Google Inc (NASDAQ:GOOG)‘s Chromebooks haven’t exactly taken the computing world by storm. According to Digitimes about 500,000 Chromebooks have been sold since they went on the market 21 months ago. In contrast, Apple Inc. (NASDAQ:AAPL) sold about 5.5 million Macs (mostly laptops) and Hewlett-Packard Company (NYSE:HPQ) sold about 8 million laptops in their most recent quarters. With Google Inc (NASDAQ:GOOG)’s Chromebook Pixel, Google’s Chrome OS may rise to challenge even mighty Microsoft Corporation (NASDAQ:MSFT) for a significant share of the Intel-based personal computer market.
Difficult value proposition
Even if the Chromebook wasn’t for everyone, the value proposition at least was easy to understand: for about $250 you could own a portable Internet appliance to check email, browse the web and use web apps. Now comes Chromebook Pixel, Google Inc (NASDAQ:GOOG)’s latest Chromebook and the first to run on an Intel Core processor. Reviews of the Pixel have generally been favorable, except in one respect: its price.
Reviewers keep returning to the same point over and over: why would you spend $1299-$1449 for a Chromebook when you could buy a MacBook Pro or touch-enabled Windows 8 Ultrabook for about the same price. These alternatives, they argue, can do everything that Pixel can do, as well as run native apps and games. Despite the premium fittings, to these reviewers the Chromebook Pixel is still just an Internet appliance.
The reviewers have a point, and I think for the near term most consumers will be put off by the price. Not that Google is making any money on the Pixel. I doubt that they are. Given the limited production runs and expensive components such as the ultra-high resolution (2560 x 1700 pixel) touchscreen, Google Inc (NASDAQ:GOOG) probably won’t be able to amortize the hardware engineering costs over the commercial life of the Pixel. So why did they do it? Because Google’s management is thinking ahead. Way ahead.
The future according to Google
In the bright shiny Google future, everyone’s device is always on, always connected. All apps have become web apps, but they don’t look like the clunky web apps of today. These future web apps launch in their own windows, just like the “native apps” on a Windows or Mac OS PC. And these apps won’t even need Internet connectivity, because they’ll run even if the device by some chance becomes disconnected. Most importantly, these web apps of the future won’t surrender much, if any, performance advantage to the traditional “native apps” of today. Is this just science fiction? No, most of this future is already here.

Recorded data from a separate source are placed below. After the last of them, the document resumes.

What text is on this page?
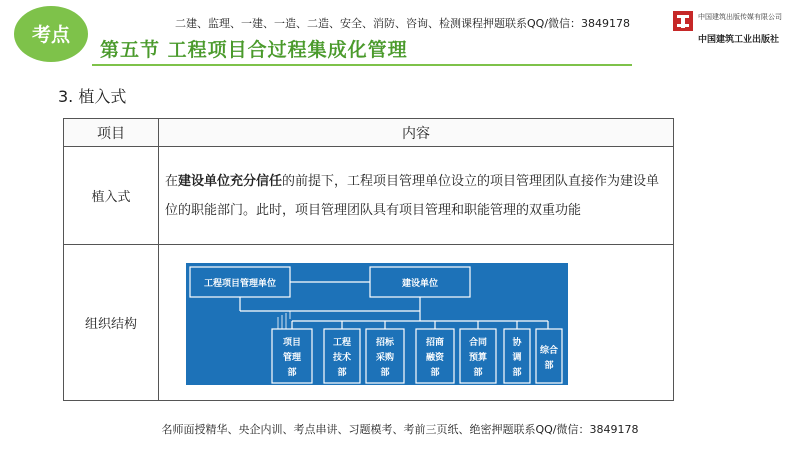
考点
二建、监理、一建、一造、二造、安全、消防、咨询、检测课程押题联系QQ/微信：3849178
第五节 工程项目合过程集成化管理
中国建筑出版传媒有限公司
中国建筑工业出版社
3. 植入式
项目	内容
植入式	在建设单位充分信任的前提下，工程项目管理单位设立的项目管理团队直接作为建设单位的职能部门。此时，项目管理团队具有项目管理和职能管理的双重功能

组织结构	
工程项目管理单位	建设单位
项目
管理
部
工程
技术
部
招标
采购
部
招商
融资
部
合同
预算
部
协
调
部
综合
部
名师面授精华、央企内训、考点串讲、习题模考、考前三页纸、绝密押题联系QQ/微信：3849178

Google Inc (NASDAQ:GOOG)’s fundamental business problem in trying to field an OS to compete with Microsoft Windows and Apple Inc. (NASDAQ:AAPL) Mac OS is the problem of apps. Google had no ready community of app developers, unlike Windows and Mac OS. Here, Google borrowed from its Android playbook: rather than nurture a new community of developers from scratch, tap into an existing community instead. For Android it was Java developers, so that all Android apps start out as Java apps. For Chrome OS, the existing community of Web developers serves as the basis for Chrome app development. And if you believe that all apps will eventually be web apps, why go to the expense of deploying the tools for developing native apps?
The answer, of course, is that Google’s competitors still deploy native apps, and these will often execute faster and more efficiently, especially for games, which are a big part of the app business. If Chrome OS was to be truly competitive, then it would have to overcome the inherent limitations of today’s web apps.